Die Redaktion der „Romania Libera“ hatte am Montag die gesamte erste Seite des Blattes genutzt, um ihren Protest gegen „redaktionelle Einmischung“ des Verlages darzustellen. Die Journalisten erklärten, sie seien dazu angehalten worden, politische Nachrichten zu Gunsten von Lifestyle-Berichten zu reduzieren.

„In den drei Jahren, die die Zeitung zu der deutschen Gruppe gehört, wurde niemals eine Veröffentlichung verhindert oder zensiert“, erklärte dazu Klaus Overbeck vom Verlag der Westdeutschen Allgemeinen Zeitung (WAZ), ebenfalls in einer Erklärung auf der Frontseite.

Die rumänische Regierung wurde schon mehrmals von der Europäischen Union, den USA und Medienaufsehern wegen Versagens bei der Wahrung der Pressefreiheit gerügt.

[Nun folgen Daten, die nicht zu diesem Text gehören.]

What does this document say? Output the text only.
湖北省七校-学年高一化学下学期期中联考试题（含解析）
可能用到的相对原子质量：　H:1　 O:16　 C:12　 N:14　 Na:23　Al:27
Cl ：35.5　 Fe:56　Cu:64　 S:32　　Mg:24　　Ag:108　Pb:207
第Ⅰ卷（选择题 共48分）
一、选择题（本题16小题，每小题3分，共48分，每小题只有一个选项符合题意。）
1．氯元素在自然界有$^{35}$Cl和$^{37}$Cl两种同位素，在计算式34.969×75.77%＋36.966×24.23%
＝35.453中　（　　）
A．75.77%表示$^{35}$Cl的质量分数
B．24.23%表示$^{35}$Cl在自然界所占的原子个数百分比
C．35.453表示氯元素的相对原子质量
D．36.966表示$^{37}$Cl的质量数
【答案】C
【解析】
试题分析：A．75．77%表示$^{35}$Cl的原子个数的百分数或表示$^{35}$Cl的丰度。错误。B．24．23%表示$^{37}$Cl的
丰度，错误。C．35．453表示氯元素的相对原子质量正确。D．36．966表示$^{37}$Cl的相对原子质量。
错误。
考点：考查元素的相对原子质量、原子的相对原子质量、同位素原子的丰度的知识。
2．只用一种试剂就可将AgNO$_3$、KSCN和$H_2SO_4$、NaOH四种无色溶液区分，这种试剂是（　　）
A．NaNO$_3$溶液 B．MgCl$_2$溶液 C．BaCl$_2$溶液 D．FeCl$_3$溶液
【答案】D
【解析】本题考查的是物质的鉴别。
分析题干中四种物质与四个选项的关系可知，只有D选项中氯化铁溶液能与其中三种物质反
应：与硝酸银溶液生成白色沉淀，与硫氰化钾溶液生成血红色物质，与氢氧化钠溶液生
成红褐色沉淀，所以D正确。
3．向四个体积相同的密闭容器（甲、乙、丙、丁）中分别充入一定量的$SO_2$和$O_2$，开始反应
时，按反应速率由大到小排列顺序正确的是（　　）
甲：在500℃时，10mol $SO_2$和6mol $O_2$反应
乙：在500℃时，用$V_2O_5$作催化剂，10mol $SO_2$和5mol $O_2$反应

Gewalttäter gegen Journalisten gingen in der Vergangenheit straffrei aus.

Medienexperten in Rumänien berichten, regierungskritische Zeitungen bekämen fast keine Anzeigen des Staates, auf die die Presse des Landes finanziell angewiesen ist. Dies könne Zeitungen davon abhalten, kritisch über die regierenden Ex-Kommunisten zu berichten.

Overbeck erklärte, die WAZ wolle in der Zeitung Qualitätsstandards einführen, die von der Presse in Ländern mit demokratischer Tradition weithin anerkannt seien.